The 64 staff employed by the student loan team are "predominantly" tasked with tracking down more than 75,000 overseas borrowers who collectively owe $1.2 billion dollars, according to the latest report from IRD.
They have had some success, reducing the total number of overseas borrowers with outstanding debt by 3000 since the scheme started. But the total dollar amount owed by overseas borrowers has increased by about $1 million, to reach $1.1 billion in June last year.
The average amount owed by an overseas student loan borrower is $1625. It is possible the average amount netted by a bright-line transaction is greater, but accurate data is not available. A Regulatory Impact Assessment for the bright-line extension estimated it would net the taxpayer roughly $50 million per year once fully established.
Chasing students for their own good
Nash says the choice to proactively target student rather than property speculators could send the impression the IRD had its priorities round the wrong way.
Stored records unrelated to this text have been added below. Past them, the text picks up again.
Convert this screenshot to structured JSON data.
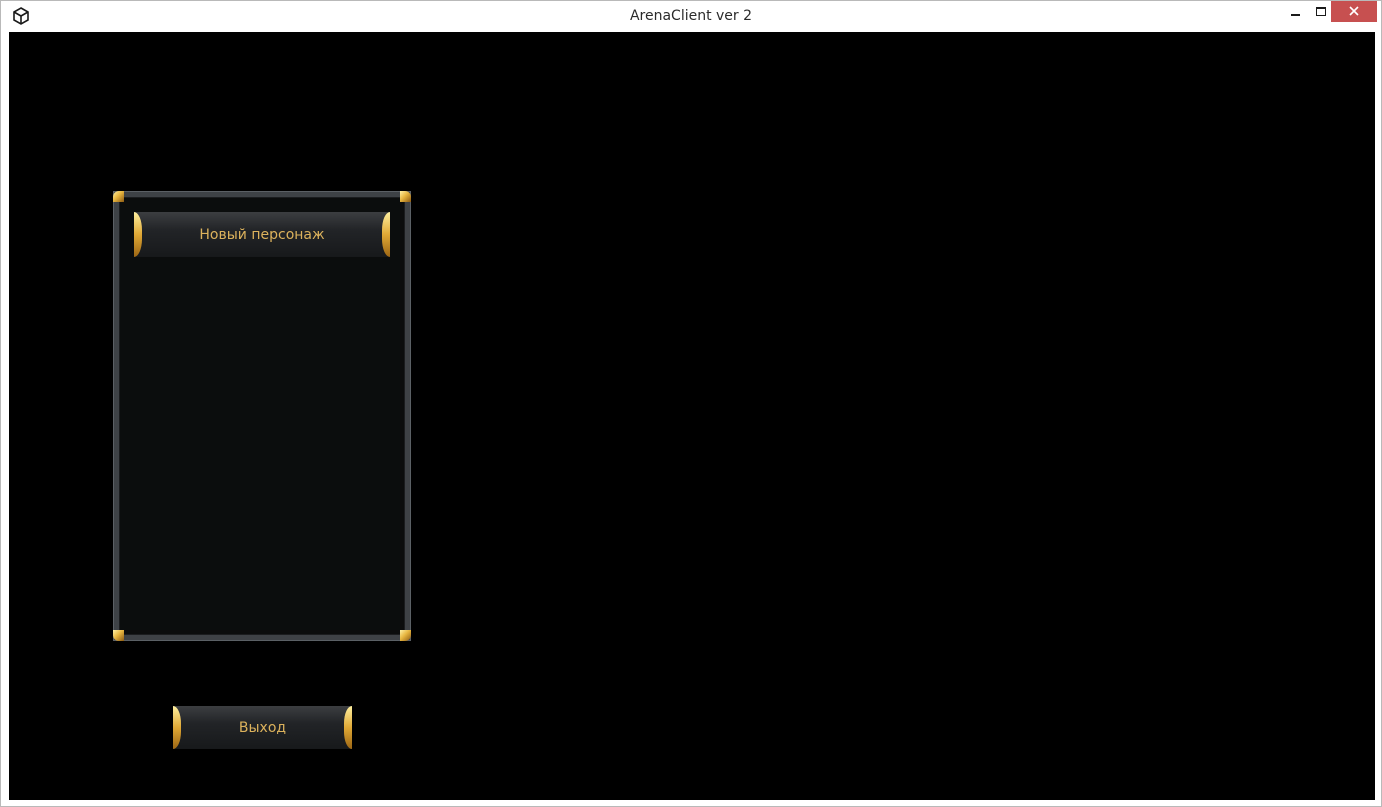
{
  "window": {
    "title": "ArenaClient ver 2",
    "app_icon": "unity-icon",
    "controls": {
      "minimize_icon": "minimize-icon",
      "maximize_icon": "maximize-icon",
      "close_icon": "close-icon",
      "close_color": "#c75050"
    }
  },
  "character_panel": {
    "new_character_label": "Новый персонаж"
  },
  "exit_label": "Выход",
  "colors": {
    "background": "#000000",
    "button_text": "#dcb25c",
    "gold_accent": "#e8b640",
    "panel_frame": "#3e4246"
  }
}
“If you look at the figures without looking at the background I could see absolutely how you would come to that conclusion,” he said.
But Nash said the IRD was targeting student loan borrowers because the Government did not want to see borrowers’ loans balloon to an unmanageable size after leaving overseas. Borrowers are charged interest on their student loans after they have been out of the country for more than six months.
“What tends to happen with these young Kiwis is they head overseas, their loan starts ballooning and they bury their head in the sand. Before they know it a $20k student loan is a $40k loan,” Nash said.
There are 13,525 overseas based borrowers with balances that exceed $60,000, and 1281 of these have a balance in excess of $139,999.
Nash said he had asked the IRD to “go hard” on bright-line non-compliance.
“Chasing those who are breaking the law around bright-line should be a priority because they are breaking the law, that’s the bottom line,” he said.
It is relatively easy for the IRD to follow up on unpaid taxes for property transaction as Land Information New Zealand (LINZ) notifies IRD of each property transaction.